昔、竹富島に屋久島、徳之島、沖縄本島、久米島より6人の王(酋長)たちが渡来して、村を創建しました。
根原金殿(ねはらかんど)は玻座間村、他金殿(たかねとの)は花城村(はなぐすく)、幸本節瓦(こうもとふしかわら)は幸本村、新志花重成(あらしはなかさなり)は仲筋村、久間原発金(くまはらはつかね)は久間原村、塩川殿(しおかわどの)は波利若村を建てました。
ところが島は小さく、耕地が少ないために領地の紛争が絶えなかつたので 6人の王(酋長)たちは、協議して次のような領地の配分を決めました。

1.花城村の他金殿は、土地よりも海を所望した。それで竹富島の卯・辰・巳・午の方角の海を分けてもらい、海の所有者となった。

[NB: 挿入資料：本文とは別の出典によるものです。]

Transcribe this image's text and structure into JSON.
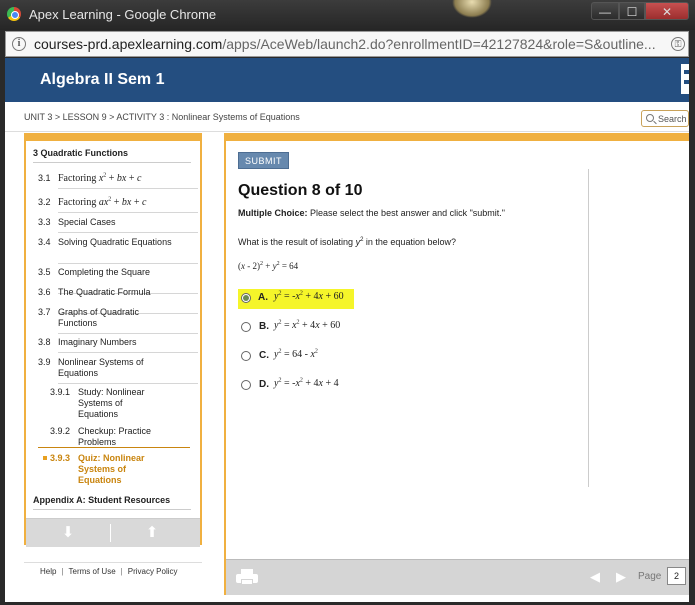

2.玻座間村の根原金殿は、ミシャシ(美崎)付近の土地を所有した。粟作に努められたので、「粟の神」として祀られている。また竹富島の子の方角のヒラソイ(平岩)、アイヌソイ(東の岩)、イリヌソイ(西の岩)などの大きな岩のある海を分けてもらった。

3.幸本村の幸本節瓦は、竹富島の西方のフージャヌクミを中心とした土地を所有した。大豆・小豆などの豆類を栽培したので、「豆の神」として祀られた。また海の配分は、竹富島の西の方であった。

4.仲筋村の新志花重成は、竹富島の中央部に位置する土地を所有した。麦作に努められたので、「麦の神」として祀られている。また海の配分は、竹富島の戌亥の方角であった。

5.波利若村の塩川殿は無欲な人だつたので、新里村の一角のわずかな土地と竹富島の寅の方角の海を所有した。しかも彼は、年齢が一番若かったので先輩の酋長たちの作物のために「雨の神」 となった。

6.久間原村の久間原発金は、耕作地に不適当なヒシャール・クムイ・カイジなどの土地を所有したが、植林に励んで 「山の神」 となった。海の配分は、竹富島の未・申の方角であった。

6人の王(酋長)たちは、その役割に応じて活躍されたので、各御嶽でそれぞれ作物の神として祀られることになりました。また各御嶽の呪詞では、それぞれの領有した地名を唱えています。